Infect Immun. 1994 Nov;62(11):4755-61. doi: 10.1128/iai.62.11.4755-4761.1994.

Abstract

The pathogenesis of Cryptococcus neoformans pulmonary infection in the rat was studied after intratracheal inoculation. Lungs were examined at various times following infection for histopathology in conjunction with macrophage markers, proliferating cell nuclear antigen (PCNA), and capsular glucuronoxylomannan (GXM) antigen. Serum GXM, immunoglobulin M (IgM) and IgG titers and organ fungal burden were compared with pathological findings.

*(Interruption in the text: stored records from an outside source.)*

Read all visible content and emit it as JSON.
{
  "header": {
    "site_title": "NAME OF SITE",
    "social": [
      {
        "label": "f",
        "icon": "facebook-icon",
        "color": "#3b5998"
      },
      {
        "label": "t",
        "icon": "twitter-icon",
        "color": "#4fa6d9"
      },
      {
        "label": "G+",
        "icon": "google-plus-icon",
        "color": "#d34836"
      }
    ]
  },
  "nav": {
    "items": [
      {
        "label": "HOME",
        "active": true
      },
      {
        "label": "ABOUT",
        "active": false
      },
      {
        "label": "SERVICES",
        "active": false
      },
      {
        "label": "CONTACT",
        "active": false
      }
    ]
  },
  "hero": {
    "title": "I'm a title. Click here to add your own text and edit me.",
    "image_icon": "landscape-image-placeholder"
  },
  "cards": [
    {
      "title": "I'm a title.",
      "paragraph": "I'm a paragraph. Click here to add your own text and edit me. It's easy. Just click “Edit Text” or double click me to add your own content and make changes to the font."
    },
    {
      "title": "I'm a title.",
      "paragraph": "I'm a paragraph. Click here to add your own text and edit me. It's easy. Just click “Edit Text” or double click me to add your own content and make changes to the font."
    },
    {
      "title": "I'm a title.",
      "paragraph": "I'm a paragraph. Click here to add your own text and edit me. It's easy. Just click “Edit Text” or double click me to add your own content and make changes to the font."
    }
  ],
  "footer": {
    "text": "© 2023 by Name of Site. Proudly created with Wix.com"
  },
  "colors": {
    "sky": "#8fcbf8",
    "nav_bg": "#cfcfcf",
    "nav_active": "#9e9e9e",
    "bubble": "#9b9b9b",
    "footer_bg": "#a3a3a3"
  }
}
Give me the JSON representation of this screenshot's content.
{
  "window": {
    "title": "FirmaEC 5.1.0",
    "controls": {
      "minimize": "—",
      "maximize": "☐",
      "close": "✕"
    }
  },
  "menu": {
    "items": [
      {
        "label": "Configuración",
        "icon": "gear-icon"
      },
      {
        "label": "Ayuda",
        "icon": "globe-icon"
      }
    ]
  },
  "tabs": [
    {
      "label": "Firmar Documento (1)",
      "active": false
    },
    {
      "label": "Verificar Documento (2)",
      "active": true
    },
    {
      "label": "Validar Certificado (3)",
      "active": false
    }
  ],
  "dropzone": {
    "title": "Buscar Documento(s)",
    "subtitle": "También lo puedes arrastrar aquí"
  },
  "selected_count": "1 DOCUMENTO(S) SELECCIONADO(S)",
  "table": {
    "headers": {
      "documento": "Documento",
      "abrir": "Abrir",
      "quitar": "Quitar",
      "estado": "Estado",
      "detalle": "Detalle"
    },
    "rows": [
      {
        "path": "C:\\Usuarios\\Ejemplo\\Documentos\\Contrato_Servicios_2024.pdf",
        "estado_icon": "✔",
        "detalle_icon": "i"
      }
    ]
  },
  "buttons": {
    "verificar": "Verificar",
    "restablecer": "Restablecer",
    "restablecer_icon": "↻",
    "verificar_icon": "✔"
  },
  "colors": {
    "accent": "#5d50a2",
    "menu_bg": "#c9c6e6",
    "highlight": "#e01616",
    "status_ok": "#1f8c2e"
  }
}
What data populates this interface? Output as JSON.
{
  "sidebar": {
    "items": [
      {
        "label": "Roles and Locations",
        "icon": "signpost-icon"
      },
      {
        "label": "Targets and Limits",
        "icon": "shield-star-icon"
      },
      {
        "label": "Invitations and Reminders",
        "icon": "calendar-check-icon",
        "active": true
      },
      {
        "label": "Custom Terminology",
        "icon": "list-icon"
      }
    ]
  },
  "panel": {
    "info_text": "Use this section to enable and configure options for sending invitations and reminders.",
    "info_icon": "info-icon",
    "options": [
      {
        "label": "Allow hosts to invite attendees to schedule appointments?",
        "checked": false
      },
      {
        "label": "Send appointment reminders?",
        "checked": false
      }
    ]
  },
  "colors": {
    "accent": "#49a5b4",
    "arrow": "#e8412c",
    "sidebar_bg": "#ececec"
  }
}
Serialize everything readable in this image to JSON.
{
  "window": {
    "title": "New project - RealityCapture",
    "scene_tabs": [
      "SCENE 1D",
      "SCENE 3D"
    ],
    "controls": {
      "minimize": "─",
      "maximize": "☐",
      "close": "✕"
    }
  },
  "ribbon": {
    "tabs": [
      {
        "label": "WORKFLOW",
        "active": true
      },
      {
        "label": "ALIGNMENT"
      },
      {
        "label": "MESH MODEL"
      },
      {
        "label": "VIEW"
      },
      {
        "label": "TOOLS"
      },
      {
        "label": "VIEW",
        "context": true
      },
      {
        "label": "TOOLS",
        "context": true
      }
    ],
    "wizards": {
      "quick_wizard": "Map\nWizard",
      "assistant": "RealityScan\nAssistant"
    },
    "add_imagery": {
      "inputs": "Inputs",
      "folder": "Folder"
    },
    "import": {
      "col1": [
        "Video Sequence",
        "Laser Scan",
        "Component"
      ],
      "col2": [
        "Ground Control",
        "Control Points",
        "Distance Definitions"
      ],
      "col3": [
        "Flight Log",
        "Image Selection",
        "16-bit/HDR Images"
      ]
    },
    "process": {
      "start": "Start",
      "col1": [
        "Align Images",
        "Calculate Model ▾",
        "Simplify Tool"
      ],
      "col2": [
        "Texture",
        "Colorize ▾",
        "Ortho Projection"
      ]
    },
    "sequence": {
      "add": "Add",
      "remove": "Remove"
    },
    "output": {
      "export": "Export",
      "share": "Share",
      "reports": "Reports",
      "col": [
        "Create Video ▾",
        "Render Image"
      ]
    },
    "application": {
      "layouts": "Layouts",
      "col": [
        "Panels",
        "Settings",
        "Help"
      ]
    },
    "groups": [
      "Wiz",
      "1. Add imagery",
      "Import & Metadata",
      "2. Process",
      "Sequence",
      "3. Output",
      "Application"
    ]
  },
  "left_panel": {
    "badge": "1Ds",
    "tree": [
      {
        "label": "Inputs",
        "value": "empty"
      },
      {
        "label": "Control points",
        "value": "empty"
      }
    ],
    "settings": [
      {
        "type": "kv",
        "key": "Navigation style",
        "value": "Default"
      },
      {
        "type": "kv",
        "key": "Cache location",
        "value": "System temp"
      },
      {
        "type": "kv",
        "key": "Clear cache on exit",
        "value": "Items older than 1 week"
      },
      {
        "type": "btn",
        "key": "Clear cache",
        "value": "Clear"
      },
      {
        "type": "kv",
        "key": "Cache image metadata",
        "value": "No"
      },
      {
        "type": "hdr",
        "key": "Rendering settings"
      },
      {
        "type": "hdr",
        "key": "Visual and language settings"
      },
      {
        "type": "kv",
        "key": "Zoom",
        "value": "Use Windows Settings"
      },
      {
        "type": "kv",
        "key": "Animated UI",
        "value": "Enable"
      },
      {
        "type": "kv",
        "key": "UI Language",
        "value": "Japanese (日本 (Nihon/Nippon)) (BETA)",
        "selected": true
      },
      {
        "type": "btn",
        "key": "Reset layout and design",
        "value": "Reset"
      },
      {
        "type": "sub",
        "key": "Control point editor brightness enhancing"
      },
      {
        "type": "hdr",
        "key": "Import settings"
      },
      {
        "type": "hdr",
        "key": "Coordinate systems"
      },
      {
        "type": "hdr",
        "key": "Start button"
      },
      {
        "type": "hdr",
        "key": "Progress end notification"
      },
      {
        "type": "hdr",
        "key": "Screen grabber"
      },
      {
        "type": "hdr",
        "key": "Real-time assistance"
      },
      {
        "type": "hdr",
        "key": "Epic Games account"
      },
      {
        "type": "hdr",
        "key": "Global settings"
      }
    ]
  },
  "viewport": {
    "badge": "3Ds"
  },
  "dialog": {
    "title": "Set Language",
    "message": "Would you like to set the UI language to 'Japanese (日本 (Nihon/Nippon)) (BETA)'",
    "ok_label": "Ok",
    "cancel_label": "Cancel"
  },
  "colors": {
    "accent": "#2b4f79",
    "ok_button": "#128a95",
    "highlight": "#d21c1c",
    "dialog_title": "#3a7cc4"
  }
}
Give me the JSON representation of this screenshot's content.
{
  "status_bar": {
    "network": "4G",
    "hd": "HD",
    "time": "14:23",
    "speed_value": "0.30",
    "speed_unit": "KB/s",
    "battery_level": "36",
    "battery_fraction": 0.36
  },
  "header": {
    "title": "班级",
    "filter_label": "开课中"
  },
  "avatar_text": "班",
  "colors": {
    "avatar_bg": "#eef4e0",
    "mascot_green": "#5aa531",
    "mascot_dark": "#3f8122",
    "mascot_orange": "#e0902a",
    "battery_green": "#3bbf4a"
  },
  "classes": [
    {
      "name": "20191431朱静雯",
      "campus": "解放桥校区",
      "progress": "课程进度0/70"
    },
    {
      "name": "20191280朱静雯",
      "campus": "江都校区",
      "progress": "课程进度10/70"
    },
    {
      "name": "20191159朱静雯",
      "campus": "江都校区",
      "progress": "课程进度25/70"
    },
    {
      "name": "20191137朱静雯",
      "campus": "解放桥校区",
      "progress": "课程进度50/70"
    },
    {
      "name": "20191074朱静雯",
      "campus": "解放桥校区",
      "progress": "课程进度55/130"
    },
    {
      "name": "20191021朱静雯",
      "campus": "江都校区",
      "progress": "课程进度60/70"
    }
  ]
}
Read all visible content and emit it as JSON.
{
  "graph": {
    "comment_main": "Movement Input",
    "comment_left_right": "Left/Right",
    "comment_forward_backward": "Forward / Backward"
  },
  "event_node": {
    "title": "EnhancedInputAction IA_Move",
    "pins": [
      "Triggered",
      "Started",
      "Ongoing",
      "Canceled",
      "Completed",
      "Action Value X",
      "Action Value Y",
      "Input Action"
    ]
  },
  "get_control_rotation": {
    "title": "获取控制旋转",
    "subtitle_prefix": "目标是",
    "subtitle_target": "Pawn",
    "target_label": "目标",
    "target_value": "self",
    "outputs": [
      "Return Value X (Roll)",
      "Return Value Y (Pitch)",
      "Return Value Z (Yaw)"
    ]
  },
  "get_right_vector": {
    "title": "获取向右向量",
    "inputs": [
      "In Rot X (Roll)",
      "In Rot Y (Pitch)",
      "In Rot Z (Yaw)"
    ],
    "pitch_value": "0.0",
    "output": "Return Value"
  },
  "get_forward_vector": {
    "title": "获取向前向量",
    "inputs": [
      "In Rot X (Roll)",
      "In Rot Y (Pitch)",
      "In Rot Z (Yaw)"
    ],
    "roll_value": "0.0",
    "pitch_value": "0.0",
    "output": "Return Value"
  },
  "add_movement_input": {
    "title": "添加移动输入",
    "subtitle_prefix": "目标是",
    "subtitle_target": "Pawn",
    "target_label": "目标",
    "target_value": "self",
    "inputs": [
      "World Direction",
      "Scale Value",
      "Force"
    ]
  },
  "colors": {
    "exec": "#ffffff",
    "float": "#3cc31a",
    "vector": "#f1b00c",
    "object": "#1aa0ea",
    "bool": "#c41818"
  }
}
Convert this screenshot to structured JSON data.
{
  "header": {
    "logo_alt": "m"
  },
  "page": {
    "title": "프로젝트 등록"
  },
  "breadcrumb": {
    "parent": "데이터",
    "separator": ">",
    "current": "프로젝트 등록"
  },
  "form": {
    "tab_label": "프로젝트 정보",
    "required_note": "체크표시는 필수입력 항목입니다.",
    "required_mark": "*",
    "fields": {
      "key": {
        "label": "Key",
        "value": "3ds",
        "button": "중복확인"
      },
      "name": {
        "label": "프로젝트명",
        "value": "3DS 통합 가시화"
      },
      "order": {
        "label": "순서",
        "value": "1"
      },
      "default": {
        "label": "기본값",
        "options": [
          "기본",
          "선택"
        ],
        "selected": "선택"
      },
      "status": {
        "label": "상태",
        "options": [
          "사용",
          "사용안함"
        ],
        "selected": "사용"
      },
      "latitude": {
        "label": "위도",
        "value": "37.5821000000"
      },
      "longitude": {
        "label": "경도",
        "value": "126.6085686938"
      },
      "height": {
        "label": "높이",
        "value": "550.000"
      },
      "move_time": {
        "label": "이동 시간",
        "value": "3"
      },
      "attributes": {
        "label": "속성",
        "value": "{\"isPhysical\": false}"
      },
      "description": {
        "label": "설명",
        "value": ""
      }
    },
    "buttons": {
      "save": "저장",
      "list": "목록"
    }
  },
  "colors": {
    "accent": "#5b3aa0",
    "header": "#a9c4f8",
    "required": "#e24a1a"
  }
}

C. neoformans organisms were in the lung parenchyma 2 h postinoculation, and GXM antigen was present in surrounding tissues shortly thereafter. Extrapulmonary dissemination occurred early in infection. Two phases of host cellular inflammatory response were discernible: early local macrophage recruitment at 2 to 4 days followed by granulomatous inflammation, which reached maximum intensity 14 days after infection. The granulomatous phase was preceded by lymphocyte influx with macrophage proliferation and maturation into epithelioid histiocytes; this was paralleled by a shift of yeasts from extracellular to intracellular spaces. Tissue IgG deposits, serum IgG to GXM, and localization of tissue GXM immunoreactivity to epithelioid cells were noted at 2 to 4 weeks. A 10-fold decrease in lung fungal burden occurred 25 days postinfection and was associated with resolving granulomas, fewer proliferating cells, and decreased tissue GXM. The present study demonstrates that (i) C. neoformans penetrates the lung parenchyma shortly after infection; (ii) immunocompetent rats control pulmonary cryptococcosis efficiently, with minimal extrapulmonary dissemination and low levels of serum GXM; and (iii) macrophage activation is likely to play a crucial role in limiting C. neoformans infection in the rat lung.

摘要

在大鼠经气管内接种新型隐球菌后,对其肺部感染的发病机制进行了研究。在感染后的不同时间检查肺部,以进行组织病理学检查,并结合巨噬细胞标志物、增殖细胞核抗原(PCNA)和荚膜葡糖醛酸木聚糖甘露聚糖(GXM)抗原进行分析。将血清GXM、免疫球蛋白M(IgM)和IgG滴度以及器官真菌负荷与病理结果进行比较。接种后2小时新型隐球菌在肺实质中出现,此后不久在周围组织中出现GXM抗原。肺外播散在感染早期发生。宿主细胞炎症反应可分为两个阶段:感染后2至4天早期局部巨噬细胞募集,随后是肉芽肿性炎症,在感染后14天达到最大强度。肉芽肿期之前是淋巴细胞流入,巨噬细胞增殖并成熟为上皮样组织细胞;同时酵母从细胞外空间转移到细胞内空间。在2至4周时,观察到组织IgG沉积、血清抗GXM IgG以及组织GXM免疫反应性定位于上皮样细胞。感染后25天肺部真菌负荷下降了10倍,这与肉芽肿消退、增殖细胞减少和组织GXM减少有关。本研究表明:(i)新型隐球菌在感染后不久即穿透肺实质;(ii)免疫功能正常的大鼠能有效控制肺部隐球菌病,肺外播散极少,血清GXM水平较低;(iii)巨噬细胞激活可能在限制大鼠肺部新型隐球菌感染中起关键作用。